Rossano (Cs) guarda a Matera Capitale Europea 2019 della Cultura

da Montesanto —

Turismi, vi sono le condizioni perché, in un’ottica di sistema e marketing territoriali, Rossano e il Codex Purpureus possano diventare attrattori e destinazioni culturali ambiti, suggeriti e collegati alla straordinaria opportunità di Matera Capitale Europea 2019 della Cultura. Il tempo tuttavia stringe e bisogna stabilire adesso, individuando operatori e metodi, efficaci reti di collaborazione e sinergie aziendali finalizzate a questo obiettivo storico imperdibile.
È l’auspicio ribadito da Pina AMARELLI nel corso del convegno dal titolo LA CULTURA D’IMPRESA PER LO SVILUPPO DEL TERRITORIO, tenutosi ieri (giovedì 25) all’Auditorium Alessandro AMARELLI. L’incontro ha concluso, con successo, gli eventi culturali della rassegna ESTATE AL MUSEO 2016.

AMARELLI-25081620Coordinati da Fausto TAVERNITI, direttore di RAI 3 Basilicata, al nuovo momento di confronto promosso dal Museo storico della Liquirizia Giorgio AMARELLI, sono intervenuti Biagio CHICCHETTI e Giovanni VOLPE, presidente e vice-presidente dell’Associazione MANIFATTURA DELLA IDEE APS, Pietro DI LEO, amministratore della DI LEO SPA e Pina MENGANO AMARELLI.
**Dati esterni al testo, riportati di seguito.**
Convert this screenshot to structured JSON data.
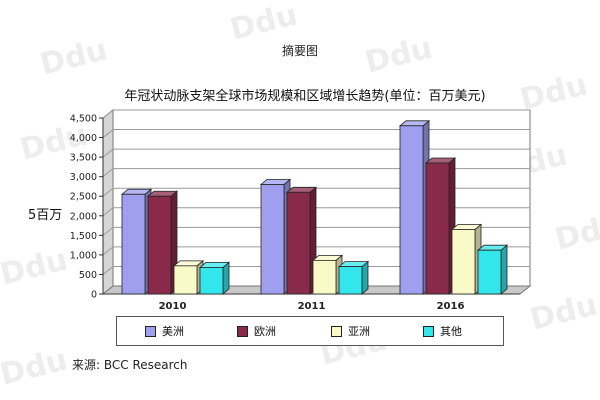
{
  "watermark": "Ddu",
  "summary_label": "摘要图",
  "side_label": "5百万",
  "source": "来源: BCC Research",
  "chart_data": {
    "type": "bar",
    "title": "年冠状动脉支架全球市场规模和区域增长趋势(单位：百万美元)",
    "categories": [
      "2010",
      "2011",
      "2016"
    ],
    "series": [
      {
        "name": "美洲",
        "values": [
          2550,
          2800,
          4300
        ],
        "color": "#9f9ff0"
      },
      {
        "name": "欧洲",
        "values": [
          2500,
          2600,
          3350
        ],
        "color": "#8a2a4a"
      },
      {
        "name": "亚洲",
        "values": [
          720,
          860,
          1650
        ],
        "color": "#fafac8"
      },
      {
        "name": "其他",
        "values": [
          680,
          700,
          1120
        ],
        "color": "#33e6ec"
      }
    ],
    "y_ticks": [
      "0",
      "500",
      "1,000",
      "1,500",
      "2,000",
      "2,500",
      "3,000",
      "3,500",
      "4,000",
      "4,500"
    ],
    "ylim": [
      0,
      4500
    ],
    "grid": true,
    "legend_position": "bottom"
  }
}
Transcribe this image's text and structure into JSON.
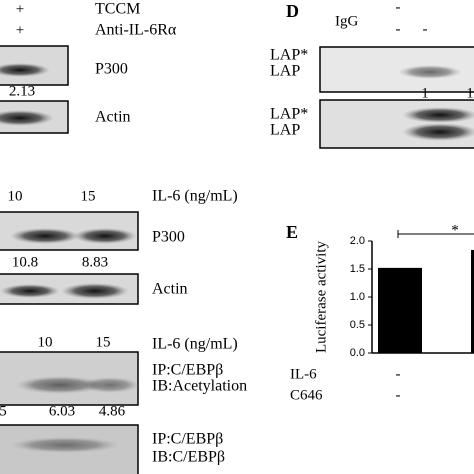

Creare logiche di collaborazione, fare cultura d’impresa e lavorare per l’armonia tra aziende e territorio. Sono, questi – ha esordito Fausto TAVERINITI, introducendo e coordinando il dibattito – i punti da cui partire per consolidare, in vista degli eventi di MATERA 2019, strategie di successo oltre il breve periodo.

La cultura d’impresa – ha detto Pina AMARELLI – si fa ogni giorno attraverso il lavoro ed il rapporto con le persone che collaborano con noi. Il caso Matera, Capitale Europea 2019 della Cultura può e deve diventare un’occasione per tutto il Meridione. Ma – ha chiosato – è necessario iniziare da ora a tessere reti di collaborazione.

AMARELLI-25081621
il pubblico della serata

Di cambiamento nel modo stesso di pensare l’imprenditoria e di spinta all’innovazione hanno parlato Biagio CHICCHETTI e Giovanni VOLPE. – Le imprese non possono calare dal cielo sul territorio – ha dichiarato quest’ultimo – ma devono farne parte. È necessaria una spinta verso il glocal. Le aziende devono rimanere nel territorio costruendo i presupposti per raggiungere ogni mercato. È emblematico il lavoro che si sta facendo in questi anni per il capoluogo lucano – ha concluso – che si sta trasformando in distretto turistico, cambiando le logiche economiche della regione.
CHICCHETTI, ha insistito sull’utilizzo e sulla lavorazione dei prodotti locali. Per fare impresa – ha aggiunto – non si può pensare di demandare allo Stato le iniziative e la risoluzione delle criticità. Serve semmai lavoro congiunto tra imprese, cittadini e istituzioni.
Analoga sollecitazione, quella dell’economista DE FELICE. Le imprese, in Calabria e Basilicata – ha detto – hanno sfruttato i territori danneggiando anche le banche. Oggi è necessario investire su nuove idee, su start-up e innovazione. Matera 2019 – ha concluso – è un’occasione da cogliere bene perché non si trasformi presto in un boomerang. Bisogna mettersi insieme e fare squadra e farlo in tempi brevi.
Abbiamo davanti l’occasione per il riscatto del Sud e delle nostre regioni – ha scandito Pasquale DI LEO, a conclusione dell’incontro – e dobbiamo fare innovazione attraverso la cultura e la sensibilizzazione dei giovani. I casi DI LEO ed AMARELLI – ha terminato – dimostrano come la competitività sia legata a doppio file al territorio che resta il vero trampolino di lancio e la base da cui partire.